Which means that the label 'prokaryote' was always waiting to fall apart. After all, they may just be blobs but there are a lot of them, and some are very different blobs. Around the 1970's people started noticing that there were a group of the prokaryotes that behaved differently, mainly through studies done by Carl Woese and George E. Fox who created classification tables based on the genetic sequences of ribosomal RNA (the part of the genome most likely to be conserved, this is often used for classification, especially of things in Deep Time). This showed that there was a distinct group of prokaryotes with a mostly separate evolutionary history (more on the mostly later) to the rest of the prokaryotes. They were originally named 'archaebacteria', and together with 'eubacteria' (true-bacteria) were put in the prokaryotes group. They were blobs without a nuclei, and that was where they belonged.

However, things started to get a bit more complicated the more people looked at archaebacteria. They weren't just a group of slightly odd bacteria, they were something else. Something different. Although their metabolic pathways are similar to bacteria, their methods of turning DNA into proteins more resembles eukaryotic processes. Their flagella (tentacle like structures used for movement) have a markedly different structure from bacterial flagella. Like bacteria, they reproduce asexually and (also like bacteria) they can share their DNA around, in fact they can also share there DNA with bacteria, which makes taxonomists tear their hair out.
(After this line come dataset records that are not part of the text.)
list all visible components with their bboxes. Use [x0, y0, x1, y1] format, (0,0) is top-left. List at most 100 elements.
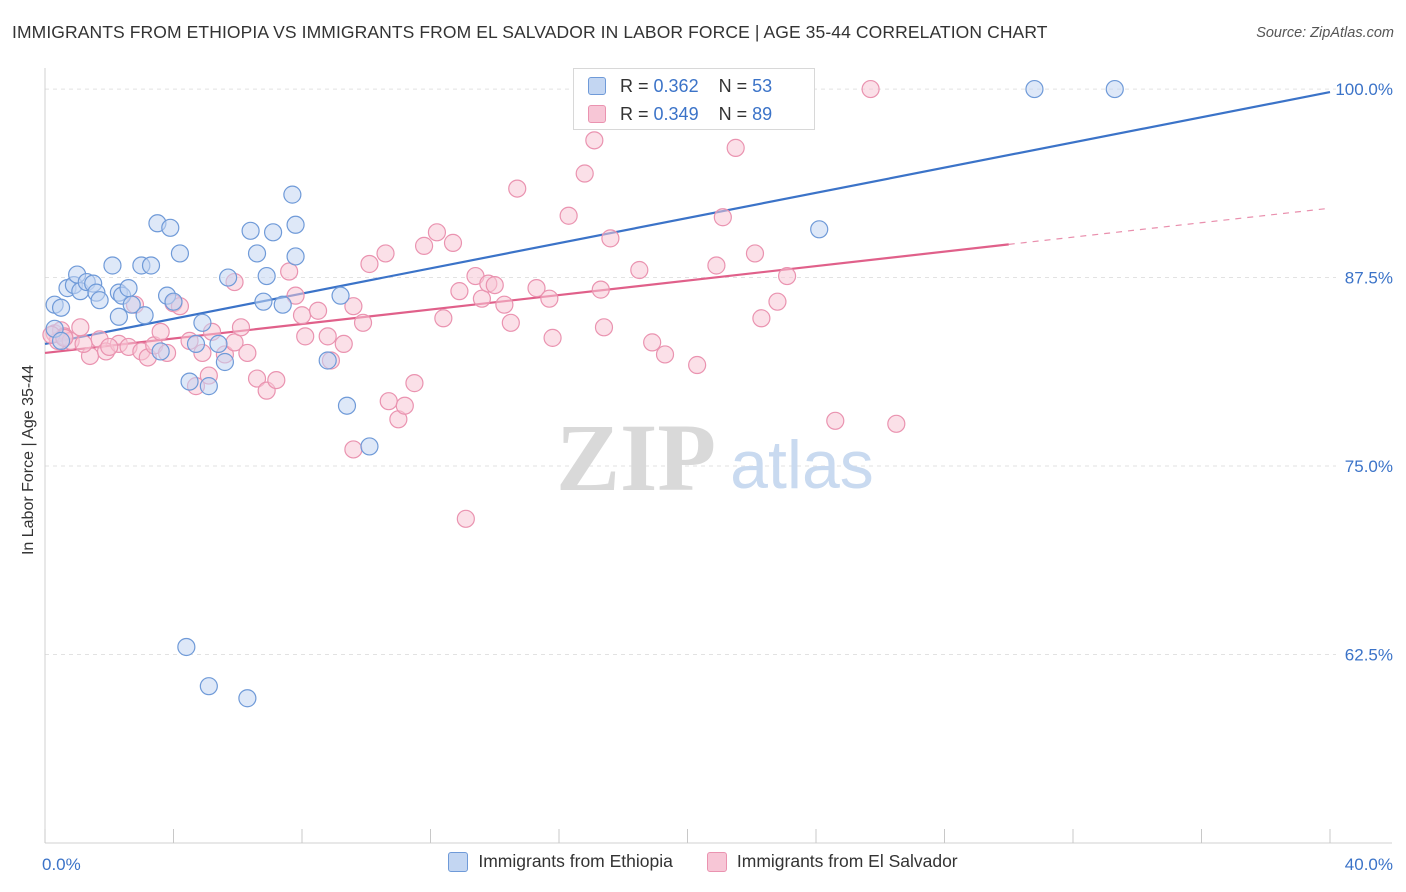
- el-salvador-point: [238, 343, 257, 363]
- el-salvador-point: [405, 374, 424, 393]
- el-salvador-point: [334, 334, 353, 354]
- ethiopia-point: [103, 256, 122, 275]
- el-salvador-point: [508, 179, 527, 198]
- el-salvador-point: [414, 236, 434, 255]
- el-salvador-point: [286, 286, 305, 305]
- el-salvador-point: [74, 334, 93, 354]
- el-salvador-point: [601, 229, 620, 248]
- trend-lines: [44, 91, 1331, 355]
- ethiopia-point: [199, 377, 218, 396]
- ethiopia-point: [1025, 79, 1044, 99]
- ethiopia-point: [151, 342, 170, 361]
- watermark: ZIP atlas: [556, 404, 874, 511]
- stats-r-label: R =: [620, 103, 649, 124]
- legend-label-ethiopia: Immigrants from Ethiopia: [478, 851, 673, 871]
- el-salvador-point: [630, 260, 649, 280]
- el-salvador-point: [861, 79, 880, 99]
- el-salvador-point: [280, 262, 299, 281]
- el-salvador-point: [100, 337, 119, 357]
- el-salvador-point: [360, 254, 379, 274]
- el-salvador-point: [594, 318, 614, 337]
- ethiopia-point: [119, 279, 138, 298]
- watermark-atlas: atlas: [730, 427, 874, 503]
- stats-legend: R = 0.362 N = 53 R = 0.349 N = 89: [573, 68, 815, 130]
- el-salvador-point: [395, 396, 414, 415]
- watermark-zip: ZIP: [556, 404, 716, 511]
- x-tick-label-max: 40.0%: [1345, 855, 1393, 874]
- ethiopia-point: [241, 221, 260, 240]
- el-salvador-point: [292, 306, 312, 325]
- x-tick-label-min: 0.0%: [42, 855, 81, 874]
- legend-item-el-salvador: Immigrants from El Salvador: [706, 851, 958, 872]
- ethiopia-point: [360, 437, 379, 456]
- el-salvador-point: [450, 282, 469, 301]
- stats-r-label: R =: [620, 75, 649, 96]
- bottom-legend: Immigrants from Ethiopia Immigrants from…: [0, 851, 1406, 872]
- axes: [44, 68, 1392, 844]
- el-salvador-point: [540, 289, 559, 308]
- el-salvador-point: [456, 509, 475, 528]
- el-salvador-point: [495, 295, 514, 314]
- stats-n-label: N =: [718, 103, 748, 124]
- stats-r-value: 0.362: [653, 75, 699, 96]
- ethiopia-point: [247, 244, 267, 263]
- el-salvador-point: [247, 369, 267, 388]
- legend-item-ethiopia: Immigrants from Ethiopia: [448, 851, 673, 872]
- el-salvador-point: [655, 345, 675, 364]
- ethiopia-point: [193, 313, 212, 332]
- el-salvador-point: [434, 309, 453, 328]
- el-salvador-point: [575, 164, 594, 183]
- el-salvador-point: [527, 279, 546, 298]
- stats-r-value: 0.349: [653, 103, 699, 124]
- ethiopia-point: [209, 334, 228, 354]
- ethiopia-point: [109, 307, 128, 326]
- y-tick-label: 100.0%: [1335, 80, 1393, 99]
- stats-row-el-salvador: R = 0.349 N = 89: [588, 102, 772, 126]
- ethiopia-point: [170, 244, 190, 263]
- stats-n-label: N =: [718, 75, 748, 96]
- tick-labels: 62.5% 75.0% 87.5% 100.0% 0.0% 40.0%: [42, 80, 1393, 874]
- ethiopia-point: [186, 334, 206, 354]
- ethiopia-point: [810, 220, 829, 239]
- el-salvador-point: [585, 131, 604, 150]
- el-salvador-point: [752, 309, 771, 328]
- ethiopia-point: [135, 306, 154, 325]
- el-salvador-point: [296, 327, 315, 346]
- y-tick-label: 62.5%: [1345, 646, 1393, 665]
- el-salvador-point: [151, 322, 170, 341]
- el-salvador-point: [501, 313, 520, 332]
- el-salvador-point: [318, 327, 337, 346]
- el-salvador-point: [713, 208, 732, 227]
- legend-label-el-salvador: Immigrants from El Salvador: [736, 851, 958, 871]
- el-salvador-point: [485, 275, 504, 295]
- grid-lines: [45, 88, 1336, 656]
- el-salvador-point: [379, 392, 398, 411]
- source-attribution: Source: ZipAtlas.com: [1256, 25, 1394, 41]
- el-salvador-point: [308, 301, 328, 320]
- el-salvador-point: [745, 244, 765, 263]
- el-salvador-point: [707, 256, 726, 275]
- ethiopia-point: [286, 247, 305, 266]
- ethiopia-point: [318, 351, 337, 370]
- legend-swatch-ethiopia: [448, 851, 469, 872]
- stats-swatch-ethiopia: [588, 77, 606, 95]
- el-salvador-point: [427, 223, 447, 242]
- ethiopia-point: [238, 689, 257, 708]
- ethiopia-point: [90, 291, 109, 310]
- el-salvador-point: [887, 414, 906, 433]
- el-salvador-point: [231, 318, 251, 337]
- ethiopia-point: [219, 268, 238, 287]
- el-salvador-point: [688, 355, 707, 375]
- ethiopia-point: [283, 185, 302, 204]
- ethiopia-point: [141, 256, 161, 275]
- chart-title: IMMIGRANTS FROM ETHIOPIA VS IMMIGRANTS F…: [12, 22, 1048, 42]
- data-points: [42, 79, 1124, 708]
- ethiopia-point: [263, 223, 283, 242]
- el-salvador-point: [591, 280, 610, 299]
- el-salvador-point: [472, 289, 491, 308]
- y-tick-label: 87.5%: [1345, 269, 1393, 288]
- ethiopia-point: [161, 218, 180, 237]
- stats-row-ethiopia: R = 0.362 N = 53: [588, 74, 772, 98]
- ethiopia-point: [215, 352, 234, 372]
It's very difficult to classify something when it keeps giving its DNA away, and collecting bits from other sources.

It is proposed in the SGM journal (Society for General Microbiology-journal not available on line) that the term 'prokaryote' should be scrapped altogether. As well as being an incorrect label for a large group of organisms it also produces an incorrect evolutionary perspective. The use of the eukaryote/prokaryote terms suggests a very human based linear "One upon a time there were blobs with no nuclei and then they got nuclei and then they were better" sort of story. A more correct view is that of all three superkingdoms; bacteria, archaea and eukaryotes splitting away from each other. Eukaryotes safely packaging their DNA away, allowing a more complex system to build up, yet forfeiting the ability to share bits of DNA. The archaea and bacteria on the other hand, continued to share their genetic material, just became more selective about it as they diverged (hense the 'mostly' seperate history).

Or maybe not. It might be that the archaea/eubacteria formed a very selective group of blobs, which then split further when some developed a nucleus, while the others continued to share their DNA with the bacteria, picking up different metabolic secrets. It's hard to work out; especially given that similarities between the DNA of archaea and bacteria does not necessarily show their relatedness; it might be a gene that has remained conserved in both of them for millions of years, or it might just be one that was exchanged last week.

There a several arguments against removing the 'prokaryote' as a naming system but most of them boil down to the very multicellular-centric argument of: "but they're all just blobs!" The three superkingdoms of archaea, bacteria and eukaryote are a far more accurate, and scientifically and taxonomically correct way of looking at things than the prokaryote/eukaryote model.

My only complaint is that I spent ages in secondary school trying to learn how to spell 'prokaryote'... removing the name means I could have spent that time doing something far more useful...like building paper planes and reading 'Redwall'.